Disclaimer: I don't own Naruto.


Bathing in Blood

20. Static Interference

But the worlds also behold thy fearful mighty form,

With many mouths and eyes,

With many bellies, thighs and feet,

Frightening with terrible teeth:

They tremble in fear, and I also tremble.

-The Bhagavad Gita

Naruto couldn't help it. He couldn't take his eyes away from the raven-haired boy, crouched behind the mossy barricade of a fallen log, as if that would protect him from whatever was out there. What happened to the real Sasuke? The calm, cool, collected playboy who lived for his image and not much else; the genius who had everything together and everything else going for him—where had that gone?
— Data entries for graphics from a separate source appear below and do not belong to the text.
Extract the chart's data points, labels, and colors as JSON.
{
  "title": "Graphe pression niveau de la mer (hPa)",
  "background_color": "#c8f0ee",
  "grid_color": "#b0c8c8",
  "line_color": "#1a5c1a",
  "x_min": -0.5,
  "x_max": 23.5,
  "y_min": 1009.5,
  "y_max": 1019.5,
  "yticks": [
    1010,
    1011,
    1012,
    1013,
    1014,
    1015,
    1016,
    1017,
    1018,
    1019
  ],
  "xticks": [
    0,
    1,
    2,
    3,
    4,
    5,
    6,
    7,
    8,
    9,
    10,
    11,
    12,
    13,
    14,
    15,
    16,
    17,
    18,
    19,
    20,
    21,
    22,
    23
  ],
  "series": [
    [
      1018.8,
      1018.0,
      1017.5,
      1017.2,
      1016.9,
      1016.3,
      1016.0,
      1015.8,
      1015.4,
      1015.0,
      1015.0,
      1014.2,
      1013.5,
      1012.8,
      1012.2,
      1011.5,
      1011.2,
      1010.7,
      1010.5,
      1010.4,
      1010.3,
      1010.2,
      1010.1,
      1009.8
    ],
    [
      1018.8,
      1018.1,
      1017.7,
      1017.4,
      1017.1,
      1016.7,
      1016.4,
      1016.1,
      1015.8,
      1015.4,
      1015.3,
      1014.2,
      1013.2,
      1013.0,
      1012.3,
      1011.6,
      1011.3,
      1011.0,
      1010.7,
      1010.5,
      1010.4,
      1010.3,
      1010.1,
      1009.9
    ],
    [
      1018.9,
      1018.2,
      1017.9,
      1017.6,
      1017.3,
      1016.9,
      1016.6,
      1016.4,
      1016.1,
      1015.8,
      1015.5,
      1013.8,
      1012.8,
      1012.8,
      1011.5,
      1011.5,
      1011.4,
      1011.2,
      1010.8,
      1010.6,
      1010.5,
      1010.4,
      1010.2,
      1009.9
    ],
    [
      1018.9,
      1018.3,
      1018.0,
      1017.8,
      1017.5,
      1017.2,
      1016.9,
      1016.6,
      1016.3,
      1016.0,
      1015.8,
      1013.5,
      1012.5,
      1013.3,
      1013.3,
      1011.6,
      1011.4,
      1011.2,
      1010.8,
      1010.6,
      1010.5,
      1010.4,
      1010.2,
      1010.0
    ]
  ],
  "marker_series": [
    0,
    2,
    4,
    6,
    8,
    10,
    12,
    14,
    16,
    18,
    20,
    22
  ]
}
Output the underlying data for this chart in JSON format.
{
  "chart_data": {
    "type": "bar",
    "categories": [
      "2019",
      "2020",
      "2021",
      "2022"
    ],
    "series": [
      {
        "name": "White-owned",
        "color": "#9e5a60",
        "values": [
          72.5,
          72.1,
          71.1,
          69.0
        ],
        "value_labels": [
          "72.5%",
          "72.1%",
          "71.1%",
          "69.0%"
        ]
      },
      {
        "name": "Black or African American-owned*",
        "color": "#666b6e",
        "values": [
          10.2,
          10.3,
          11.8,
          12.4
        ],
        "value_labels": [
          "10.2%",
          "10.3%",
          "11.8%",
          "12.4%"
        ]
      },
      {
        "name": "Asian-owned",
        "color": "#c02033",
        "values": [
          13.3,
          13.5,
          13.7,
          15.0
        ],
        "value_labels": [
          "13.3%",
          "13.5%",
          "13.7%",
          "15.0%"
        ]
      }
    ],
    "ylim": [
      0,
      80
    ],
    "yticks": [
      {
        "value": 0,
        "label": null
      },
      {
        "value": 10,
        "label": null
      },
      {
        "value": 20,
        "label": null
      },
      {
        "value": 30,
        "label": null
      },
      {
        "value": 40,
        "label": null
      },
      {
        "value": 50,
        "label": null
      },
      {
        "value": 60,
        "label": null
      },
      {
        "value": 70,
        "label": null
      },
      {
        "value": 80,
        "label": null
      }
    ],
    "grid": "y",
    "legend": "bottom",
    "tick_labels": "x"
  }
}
He couldn't look at his teammate, and yet he couldn't bring himself to look away. He knew he should be snickering, sneering, hopping around and gesticulating wildly, in keeping with the unwritten expectations he'd driven into his head. Those rigid, grid-like laws that regulated his daily life.

He knew he should be planning his spiel of ridicule, to be spun to the other boys once they got out of this goddamned creepy jungle (if they ever did), about how the infamous Icicle-san had melted into a simpering, childish puddle; reduced to one more tear-streak on the broad face of humanity. Because it would be cool to do that, right? Right?

Somehow, it wasn't funny anymore.

"...and we'll be the strongest ever. But you knew that, yes you did yes you did, when the purple and the gray and the yellow and the black are true, and then all the rest they just go like that one they just go POOF and then they're gone..."

Sasuke's voice rose like wisps of smoke among the thoughts, warbling crazily like some deranged, decrepit warning signal.

"...'cause there's a room and a window and a splotch on the wall, I don't know why it's there but we'll find out soon enough and ain't it just so looooovely don't you bastards agree with me, agree with me or you'll know why! And you don't wanna know why, do you? You don't want me to tell you why, do you? Oh, of course you don't, no hard feelings, friends are the friends in the best of friends of the friends of the..."

The blonde-haired boy clamped his hands over his ears, reducing the frail needling giggles to a dull murmur, faded to the background. Those words...those horribly mangled words...so many of them, marching along... Like a child playing peek-a-boo, he was.

If you can't see it, can it hurt you?

If you can't hear it, can it hurt you?

Was he going crazy, too?

Make it stop! This isn't funny anymore!

His suffering did not last long. Because the sleeping jutsu she'd used worked with unusual speed, and he fell like a leaden weight to the ground. Within a second, the mumbling Uchiha followed suit, scroll rolling lazily out of twitching hands. Sakura stood solemnly, waiting until the spell had worked to its full effect.

That should keep them out of trouble for a while. Now to get the other scroll.


Taro leaned back against the tree trunk, feeling the rough bark against his back. Dappled sunlight flickered in a phantasm of bright dots overhead, a mosaic of gold and silver. He could hear the twittering conversations of the birds above him, and the musical babble of the small river behind a screen of shrubbery. He turned to his teammate, swinging with jaunty grace from a vine-draped branch. "Hey, Koji...d'ya think I should ask Karen-chan if she's done with the fish yet?"

Koji nodded eagerly from his place on the branch, moppish brown hair flopping over his face. "Yeah!" He smiled frowningly, expression changing from enthusiastic to almost-worried. "She's been down there by the river an awful long time..." As if at the flip of a switch, the cheerful tone returned. "...and besides, I'm getting kinda hungry just waiting!"

Taking a deep breath, Taro stood. "Karen-chaaan!" he called loudly, in the direction of the shrubbery and the babbling brook. No answer. He tried again. "Karen-chaaaaan! Are you done with supper yet?"

This time, there was a response. A mad scrabbling from the wall of overgrown undergrowth, and then a high-pitched shriek. And then the deadly hush.

Both genin gaped at the bushes, and then at each other; faces twisted in terror. Cold sweat trickled down Taro's spine.

Karen-chan!

Silence laced the heavy air, a suffocating noose for the senses.

Karen-chan!

Butterflies warred in his stomach.

Karen-chan!

Without another thought, Taro and Koji leapt in unison over the green barrier. "KAREN-CHAN!" they shrieked desperately, but their screams stopped short. Karen-chan was not there. Her purse lay undisturbed, name neatly painted in white calligraphy on crimson canvas. Right next to it, the pool of dark-red blood, perfectly matching the color of the handbag.

And that was the last thing the two boys saw before the emerald flashes engulfed them, too.